Зеленоглазая вдруг приблизилась вплотную, так что Одо различил веселые искорки ее взгляда, и вдруг легким движением положила ладони на его плечи и прижалась губами к его губам. Одо совершенно растерялся, а когда опомнился, миг был уже безвозвратно упущен.
Девушка отстранилась и взбежала обратно на крыльцо.
– Удачи, гонец, – улыбнулась она.
И захлопнула дверь, оставив ошарашенного Комара на улице.
Куда Одо пошел дальше, он помнил с трудом. Просто тащился переулками, пялясь на светлеющие звезды. Все вокруг кружилось так, что Комар уже с трудом разбирал, где сон, а где явь.
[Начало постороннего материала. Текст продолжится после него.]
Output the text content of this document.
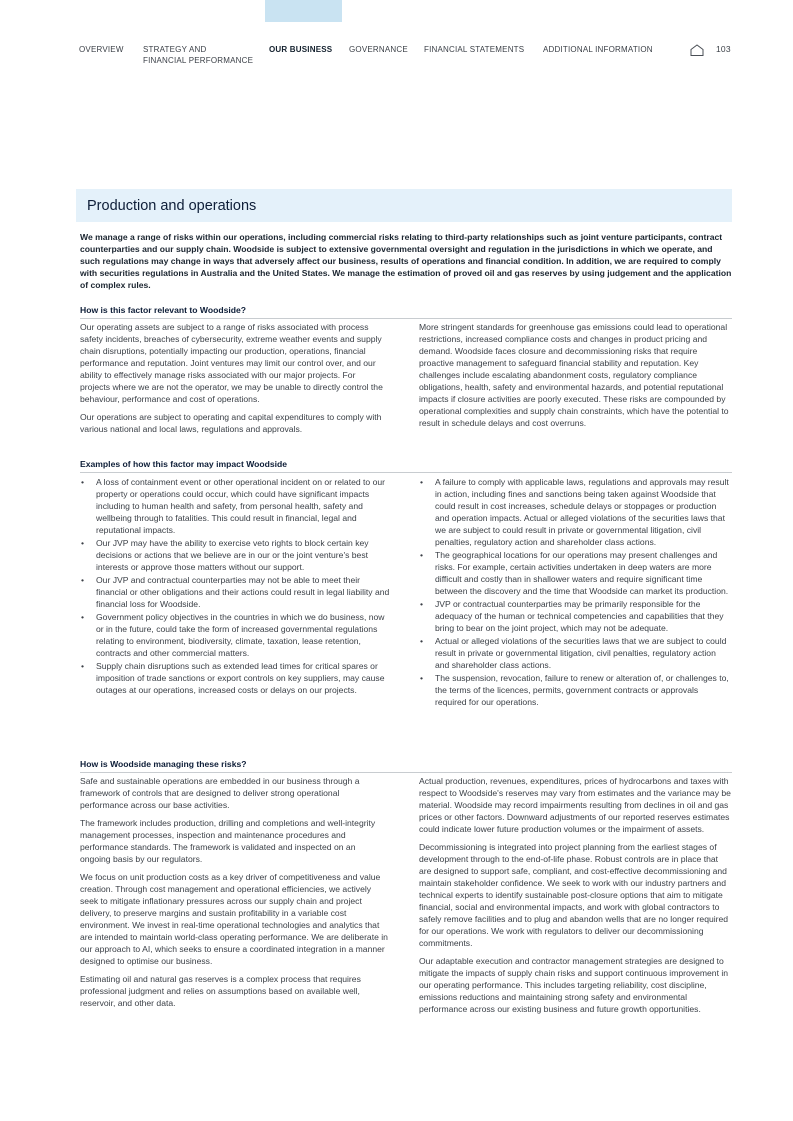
OVERVIEW STRATEGY AND
FINANCIAL PERFORMANCE
OUR BUSINESS GOVERNANCE FINANCIAL STATEMENTS ADDITIONAL INFORMATION	103
Production and operations

We manage a range of risks within our operations, including commercial risks relating to third-party relationships such as joint venture participants, contract counterparties and our supply chain. Woodside is subject to extensive governmental oversight and regulation in the jurisdictions in which we operate, and such regulations may change in ways that adversely affect our business, results of operations and financial condition. In addition, we are required to comply with securities regulations in Australia and the United States. We manage the estimation of proved oil and gas reserves by using judgement and the application of complex rules.

How is this factor relevant to Woodside?

Our operating assets are subject to a range of risks associated with process safety incidents, breaches of cybersecurity, extreme weather events and supply chain disruptions, potentially impacting our production, operations, financial performance and reputation. Joint ventures may limit our control over, and our ability to effectively manage risks associated with our major projects. For projects where we are not the operator, we may be unable to directly control the behaviour, performance and cost of operations.

Our operations are subject to operating and capital expenditures to comply with various national and local laws, regulations and approvals.

More stringent standards for greenhouse gas emissions could lead to operational restrictions, increased compliance costs and changes in product pricing and demand. Woodside faces closure and decommissioning risks that require proactive management to safeguard financial stability and reputation. Key challenges include escalating abandonment costs, regulatory compliance obligations, health, safety and environmental hazards, and potential reputational impacts if closure activities are poorly executed. These risks are compounded by operational complexities and supply chain constraints, which have the potential to result in schedule delays and cost overruns.

Examples of how this factor may impact Woodside
• A loss of containment event or other operational incident on or related to our property or operations could occur, which could have significant impacts including to human health and safety, from personal health, safety and wellbeing through to fatalities. This could result in financial, legal and reputational impacts.
• Our JVP may have the ability to exercise veto rights to block certain key decisions or actions that we believe are in our or the joint venture's best interests or approve those matters without our support.
• Our JVP and contractual counterparties may not be able to meet their financial or other obligations and their actions could result in legal liability and financial loss for Woodside.
• Government policy objectives in the countries in which we do business, now or in the future, could take the form of increased governmental regulations relating to environment, biodiversity, climate, taxation, lease retention, contracts and other commercial matters.
• Supply chain disruptions such as extended lead times for critical spares or imposition of trade sanctions or export controls on key suppliers, may cause outages at our operations, increased costs or delays on our projects.
• A failure to comply with applicable laws, regulations and approvals may result in action, including fines and sanctions being taken against Woodside that could result in cost increases, schedule delays or stoppages or production and operation impacts. Actual or alleged violations of the securities laws that we are subject to could result in private or governmental litigation, civil penalties, regulatory action and shareholder class actions.
• The geographical locations for our operations may present challenges and risks. For example, certain activities undertaken in deep waters are more difficult and costly than in shallower waters and require significant time between the discovery and the time that Woodside can market its production.
• JVP or contractual counterparties may be primarily responsible for the adequacy of the human or technical competencies and capabilities that they bring to bear on the joint project, which may not be adequate.
• Actual or alleged violations of the securities laws that we are subject to could result in private or governmental litigation, civil penalties, regulatory action and shareholder class actions.
• The suspension, revocation, failure to renew or alteration of, or challenges to, the terms of the licences, permits, government contracts or approvals required for our operations.
How is Woodside managing these risks?

Safe and sustainable operations are embedded in our business through a framework of controls that are designed to deliver strong operational performance across our base activities.

The framework includes production, drilling and completions and well-integrity management processes, inspection and maintenance procedures and performance standards. The framework is validated and inspected on an ongoing basis by our regulators.

We focus on unit production costs as a key driver of competitiveness and value creation. Through cost management and operational efficiencies, we actively seek to mitigate inflationary pressures across our supply chain and project delivery, to preserve margins and sustain profitability in a variable cost environment. We invest in real-time operational technologies and analytics that are intended to maintain world-class operating performance. We are deliberate in our approach to AI, which seeks to ensure a coordinated integration in a manner designed to optimise our business.

Estimating oil and natural gas reserves is a complex process that requires professional judgment and relies on assumptions based on available well, reservoir, and other data.

Actual production, revenues, expenditures, prices of hydrocarbons and taxes with respect to Woodside's reserves may vary from estimates and the variance may be material. Woodside may record impairments resulting from declines in oil and gas prices or other factors. Downward adjustments of our reported reserves estimates could indicate lower future production volumes or the impairment of assets.

Decommissioning is integrated into project planning from the earliest stages of development through to the end-of-life phase. Robust controls are in place that are designed to support safe, compliant, and cost-effective decommissioning and maintain stakeholder confidence. We seek to work with our industry partners and technical experts to identify sustainable post-closure options that aim to mitigate financial, social and environmental impacts, and work with global contractors to safely remove facilities and to plug and abandon wells that are no longer required for our operations. We work with regulators to deliver our decommissioning commitments.

Our adaptable execution and contractor management strategies are designed to mitigate the impacts of supply chain risks and support continuous improvement in our operating performance. This includes targeting reliability, cost discipline, emissions reductions and maintaining strong safety and environmental performance across our existing business and future growth opportunities.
Слишком много всего свалилось на него за две эти ночи. Мир словно сорвался с места, заставив события нестись в бешеном темпе. Вчерашняя драка на мосту, вонючая камера префектории, легкие деньги, вскружившие голову сильнее вина, ночной город, обдавший жарой и соловьиными трелями, страшные глаза каменного человека и жуткий голос, сам собой ворвавшийся в мысли…
И губы на его губах – мягкие, теплые губы, подарившие легкий привкус мяты.
Идиот! Он понять не успел, не то что ответить. Вот Гвоздь бы точно не растерялся!
Слишком много для одной краткой весенней ночи. Для одной головы. И для одного неспокойного сердца.
Опомнился он, лишь когда пробил первый утренний колокол. Комар огляделся и понял, что в своей прострации добрел аж до самых Серых ворот. Рассвет румянил небо и городские крыши. Надрывались, приветствуя солнце, петухи. Скрипели двери. Виоренца просыпалась, готовясь к новому дню, полному суеты и рутины.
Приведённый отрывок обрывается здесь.